"How much do you know?" she inquired, in a hoarse voice.
"I know," said the old man, "that you left an unworthy husband and a happy child, to follow a stranger to a strange land."
"But you did not know," said Ada, still veiling her face, "you did not know how cruelly, how dreadfully I was treated; how I was left days and weeks together in hotels and boarding houses, without money, without friends, exposed to all sorts of temptation. You cannot know all the circumstances that combined to drive me mad. Still do not say I abandoned the child. Did I not send her to you? Did I not give her up when she was dear as the pulses of my own heart, rather than cast the stain of my example upon her? Oh, father, was this nothing?"
"We took the child, and strove to forget the mother," said the old man sadly.
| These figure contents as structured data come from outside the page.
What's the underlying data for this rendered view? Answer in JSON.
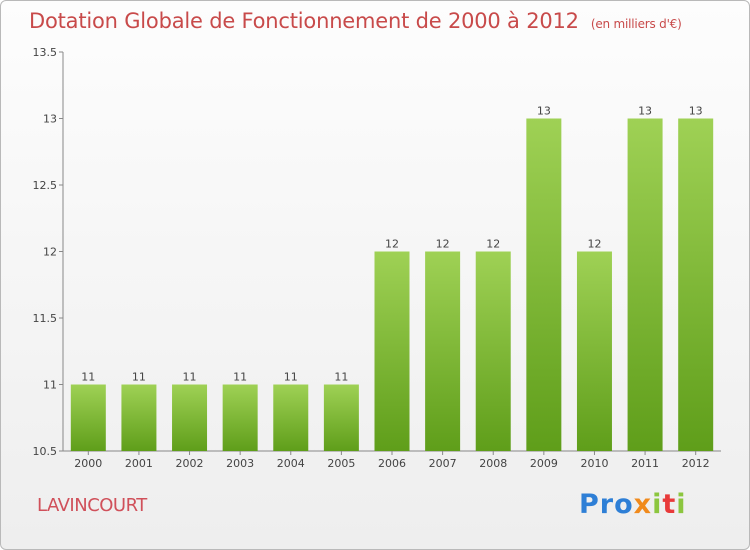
{
  "title": "Dotation Globale de Fonctionnement de 2000 à 2012",
  "unit_label": "(en milliers d'€)",
  "commune": "LAVINCOURT",
  "logo": {
    "p1": "Pro",
    "p2": "x",
    "p3": "i",
    "p4": "t",
    "p5": "i"
  },
  "colors": {
    "bar_top": "#9fd155",
    "bar_bottom": "#5f9e1a",
    "title": "#c84a4a"
  },
  "chart_data": {
    "type": "bar",
    "title": "Dotation Globale de Fonctionnement de 2000 à 2012",
    "subtitle": "(en milliers d'€)",
    "categories": [
      "2000",
      "2001",
      "2002",
      "2003",
      "2004",
      "2005",
      "2006",
      "2007",
      "2008",
      "2009",
      "2010",
      "2011",
      "2012"
    ],
    "values": [
      11,
      11,
      11,
      11,
      11,
      11,
      12,
      12,
      12,
      13,
      12,
      13,
      13
    ],
    "data_labels": [
      "11",
      "11",
      "11",
      "11",
      "11",
      "11",
      "12",
      "12",
      "12",
      "13",
      "12",
      "13",
      "13"
    ],
    "ylim": [
      10.5,
      13.5
    ],
    "yticks": [
      10.5,
      11,
      11.5,
      12,
      12.5,
      13,
      13.5
    ],
    "ytick_labels": [
      "10.5",
      "11",
      "11.5",
      "12",
      "12.5",
      "13",
      "13.5"
    ],
    "grid": false,
    "xlabel": "",
    "ylabel": ""
  }
}
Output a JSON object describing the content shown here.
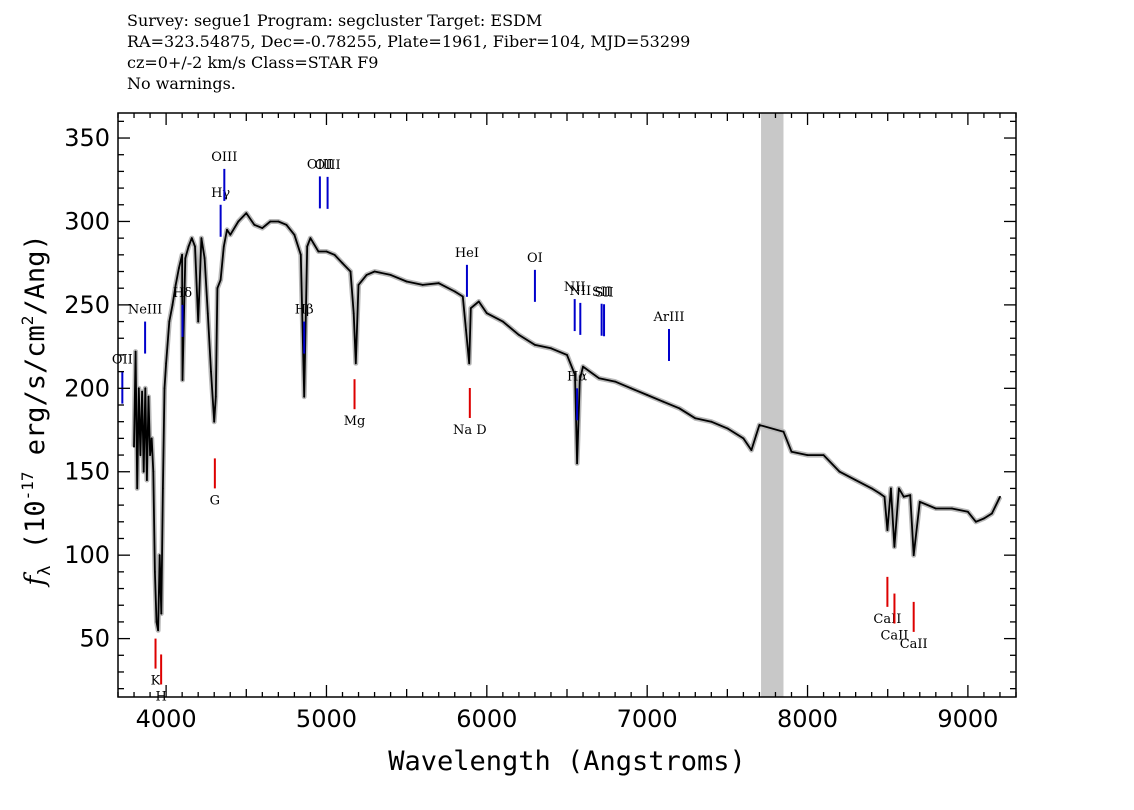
{
  "header": {
    "line1": "Survey: segue1 Program: segcluster Target: ESDM",
    "line2": "RA=323.54875, Dec=-0.78255, Plate=1961, Fiber=104, MJD=53299",
    "line3": "cz=0+/-2 km/s Class=STAR F9",
    "line4": "No warnings."
  },
  "colors": {
    "spectrum": "#000000",
    "error_band": "#b8b8b8",
    "emission_lines": "#0000cc",
    "absorption_lines": "#dd0000",
    "masked_region": "#c8c8c8"
  },
  "chart_data": {
    "type": "line",
    "xlabel": "Wavelength (Angstroms)",
    "ylabel": "f_λ (10^-17 erg/s/cm^2/Ang)",
    "xlim": [
      3700,
      9300
    ],
    "ylim": [
      15,
      365
    ],
    "x_ticks": [
      4000,
      5000,
      6000,
      7000,
      8000,
      9000
    ],
    "y_ticks": [
      50,
      100,
      150,
      200,
      250,
      300,
      350
    ],
    "masked_region": [
      7710,
      7850
    ],
    "series": [
      {
        "x": [
          3800,
          3810,
          3820,
          3830,
          3840,
          3850,
          3860,
          3870,
          3880,
          3890,
          3900,
          3910,
          3920,
          3930,
          3940,
          3950,
          3960,
          3970,
          3980,
          3990,
          4000,
          4020,
          4040,
          4060,
          4080,
          4100,
          4102,
          4120,
          4140,
          4160,
          4180,
          4200,
          4220,
          4240,
          4260,
          4280,
          4300,
          4310,
          4320,
          4340,
          4360,
          4380,
          4400,
          4450,
          4500,
          4550,
          4600,
          4650,
          4700,
          4750,
          4800,
          4840,
          4861,
          4880,
          4900,
          4950,
          5000,
          5050,
          5100,
          5150,
          5170,
          5183,
          5200,
          5250,
          5300,
          5400,
          5500,
          5600,
          5700,
          5800,
          5850,
          5870,
          5890,
          5900,
          5950,
          6000,
          6100,
          6200,
          6300,
          6400,
          6500,
          6550,
          6563,
          6580,
          6600,
          6700,
          6800,
          6900,
          7000,
          7100,
          7200,
          7300,
          7400,
          7500,
          7600,
          7650,
          7680,
          7700,
          7850,
          7900,
          8000,
          8100,
          8200,
          8300,
          8400,
          8450,
          8480,
          8498,
          8520,
          8542,
          8570,
          8600,
          8640,
          8662,
          8700,
          8800,
          8900,
          9000,
          9050,
          9100,
          9150,
          9200
        ],
        "y": [
          165,
          222,
          140,
          200,
          160,
          198,
          150,
          200,
          145,
          195,
          160,
          170,
          150,
          90,
          60,
          55,
          100,
          65,
          140,
          200,
          215,
          240,
          250,
          262,
          272,
          280,
          205,
          278,
          285,
          290,
          285,
          240,
          290,
          278,
          245,
          210,
          180,
          195,
          260,
          265,
          285,
          295,
          292,
          300,
          305,
          298,
          296,
          300,
          300,
          298,
          292,
          280,
          195,
          285,
          290,
          282,
          282,
          280,
          275,
          270,
          245,
          215,
          262,
          268,
          270,
          268,
          264,
          262,
          263,
          258,
          255,
          235,
          215,
          248,
          252,
          245,
          240,
          232,
          226,
          224,
          220,
          208,
          155,
          205,
          213,
          206,
          204,
          200,
          196,
          192,
          188,
          182,
          180,
          176,
          170,
          163,
          172,
          178,
          174,
          162,
          160,
          160,
          150,
          145,
          140,
          137,
          135,
          115,
          140,
          105,
          140,
          135,
          136,
          100,
          132,
          128,
          128,
          126,
          120,
          122,
          125,
          135
        ]
      }
    ],
    "emission_lines": [
      {
        "label": "OII",
        "wavelength": 3727
      },
      {
        "label": "NeIII",
        "wavelength": 3869
      },
      {
        "label": "Hδ",
        "wavelength": 4102
      },
      {
        "label": "Hγ",
        "wavelength": 4340
      },
      {
        "label": "OIII",
        "wavelength": 4363
      },
      {
        "label": "Hβ",
        "wavelength": 4861
      },
      {
        "label": "OIII",
        "wavelength": 4959
      },
      {
        "label": "OIII",
        "wavelength": 5007
      },
      {
        "label": "HeI",
        "wavelength": 5876
      },
      {
        "label": "OI",
        "wavelength": 6300
      },
      {
        "label": "NII",
        "wavelength": 6548
      },
      {
        "label": "Hα",
        "wavelength": 6563
      },
      {
        "label": "NII",
        "wavelength": 6583
      },
      {
        "label": "SII",
        "wavelength": 6716
      },
      {
        "label": "SII",
        "wavelength": 6731
      },
      {
        "label": "ArIII",
        "wavelength": 7136
      }
    ],
    "absorption_lines": [
      {
        "label": "K",
        "wavelength": 3934
      },
      {
        "label": "H",
        "wavelength": 3969
      },
      {
        "label": "G",
        "wavelength": 4304
      },
      {
        "label": "Mg",
        "wavelength": 5175
      },
      {
        "label": "Na D",
        "wavelength": 5894
      },
      {
        "label": "CaII",
        "wavelength": 8498
      },
      {
        "label": "CaII",
        "wavelength": 8542
      },
      {
        "label": "CaII",
        "wavelength": 8662
      }
    ]
  }
}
"But could not—oh, you could not! This thought was the one anchor which kept me from utter shipwreck, you could not curse an only child—wicked, erring, cruel though she was!"
"No, we did not curse her—we had no power to forget."
"I came back—Jacob Strong will bear me witness—I lost no time in searching for you at the homestead. Strangers were there. Had we met then—had I found the old place as it was—you, my mother, my daughter there—how different all this might have been!"
"God disposes all things," muttered the prisoner. "We left our home when disgrace fell upon us. We who had been sinfully proud of you, Ada, went forth burdened by your shame to hide ourselves among strangers; we could not look our old neighbors in the face, and so left them and gave up the name our child had disgraced."
"Father—father, spare me—I am wretched—I am punished—spare me, spare me!"
"Ada," said the old man solemnly, "do you heartily repent and forsake your sin?"